As Anthony Lane wrote in The New Yorker in 2001, “The work of Tolkien is infamously, almost scandalously, bereft of sex.” Lane says he read it at 11 and 12 years old, exactly when I did–an age when a pretty girl was scarier than an orc. Lane says that Tolkien’s epic particularly suits “those who stand on the crumbling brink of puberty and gaze both forward and back. Tolkien’s characters, like teen-agers, feel at once lonely and sociable … prey to private fears, and the book itself, though dazzled by innocence, is also hungry to know the worst—to confront all varieties of darkness and dereliction.”
I was interested to learn from Lane’s article, written in his characteristic style (plush, jaded, yet sensitive), that Tolkien lost his father when he was three years old. This lends an added poignance, Lane observes, to Tolkien’s idea of “The Return of the King” and I think to the books’ whole darkly romantic rationale.
“[A]nd yet to give in to it,” Lane writes, “to cave in to it, as most of us did on a first reading—betrays a certain nerdishness, a reluctance to face the finer shades of life, that verges on the cowardly.” There’s clearly partial truth in this, as some Tolkien fans attest with their near-pathological level of absorption with the pretend, with the sexless, latency world of Middle-earth. On the other hand, Tolkien’s power of conjuration derives from his own immersion in reality, if a bookish level of it. Wizards are not born but made, by long study of their spell books.
Tolkien was a linguist and mythographer who in some cases borrowed names directly from existing traditions, such as the dwarves from the Icelandic Poetic Edda. And if you compare Tolkien’s description of “Smeagol” in The Fellowship of the Ring to John Milton’s description of fallen angel Mammon in Paradise Lost, it’s obvious that Tolkien consciously fashioned Gollum after Milton’s gold-digging devil (which Milton had in turn borrowed from tradition in the first place). That’s allusion and artistic theft of the most creative and delicious sort. The result is that Tolkien, like Milton, like Mammon, taps a vein of ancient gold, treasure refined over many centuries in the alembic of human imaginations, and then of course Tolkien refines and orders it further in his own imagination. What Lane rightly calls the “outlandish plenitude of Middle-earth” reflects the outlandish plenitude of the big and rangy reality of the human mind and the long human experience on earth.
On looking into The Lord of the Rings again, I find they hold up better than any of my sci-fi favorites from childhood and adolescence (with the possible exception of Douglas Adams). The scene at the entrance to the Mines of Moria is a wonder. The little band of travelers confronts a secret entrance to the Mines, and Gandalf says, “these doors are probably governed by words,” meaning that there is an Elvish password—but he might as well be speaking for the books themselves, since they are themselves words that open a secret entrance to a vast and unknown land.

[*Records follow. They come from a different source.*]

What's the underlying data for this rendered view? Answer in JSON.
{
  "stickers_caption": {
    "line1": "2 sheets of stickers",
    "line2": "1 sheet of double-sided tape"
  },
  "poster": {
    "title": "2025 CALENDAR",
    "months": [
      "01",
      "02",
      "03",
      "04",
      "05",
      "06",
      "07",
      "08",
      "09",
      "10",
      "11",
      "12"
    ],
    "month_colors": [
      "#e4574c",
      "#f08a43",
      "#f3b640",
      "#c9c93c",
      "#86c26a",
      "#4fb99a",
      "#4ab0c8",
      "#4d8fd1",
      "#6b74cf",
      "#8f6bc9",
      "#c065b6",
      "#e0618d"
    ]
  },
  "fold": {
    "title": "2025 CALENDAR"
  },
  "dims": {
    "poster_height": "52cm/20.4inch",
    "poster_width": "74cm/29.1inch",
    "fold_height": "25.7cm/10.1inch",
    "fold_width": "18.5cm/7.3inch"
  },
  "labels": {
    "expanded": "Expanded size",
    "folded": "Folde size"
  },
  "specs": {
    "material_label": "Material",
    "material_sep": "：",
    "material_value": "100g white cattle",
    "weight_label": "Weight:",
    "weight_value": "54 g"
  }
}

Tolkien insinuates the menace and the vastness of the Mines with great sleight of hand. He has Gandalf tell of paths ahead that a pony can’t walk because too narrow or too steep, wells and pools that you shouldn’t drink from, and shows us the steps leading up into total darkness and a passageway, but nothing beyond. When Gandalf magically lights the way, he does so with a light that’s only bright enough to show the floor one step in front of him. We hear the sounds of Bill the Pony being killed outside the closed doors to the Mines, but don’t get to see it.
The Peter Jackson movie versions, incidentally, employ very different, and to my mind inferior, techniques. Tolkien hinted where Jackson tries to show everything by the light of noon. By doing so Jackson restricts the territory available to the imagination, which does a better job than his computer animators ever could. But Tolkien is thankfully a strong enough writer to purge from memory, after a little rereading, Ian McKellen and Elijah Wood’s painfully uncomplicated, unmagical, uninviting performances and that score that seems to parrot the trumpets of medieval heraldry more than to evoke them.
Moria—a byzantine underground complex of passages, chambers, mansions, bridges, mines, and fire pits resembling Dante’s Hell—was constructed underneath the Misty Mountains thousands of years ago, in “a happier time,” by dwarves that have long since abandoned it to who knows what—the things that live under mountains. By sending the fellowship to revisit someone else’s creation, now abandoned, it seems to me that Tolkien has set before them his own task: to explore the mysterious, byzantine works created in bygone ages, to open the chasms of darkness within. This sort of nostalgia mixed with curiosity is in so many ways what characterizes plain old English Romanticism. Wouldn’t Samuel Taylor Coleridge get Middle-earth?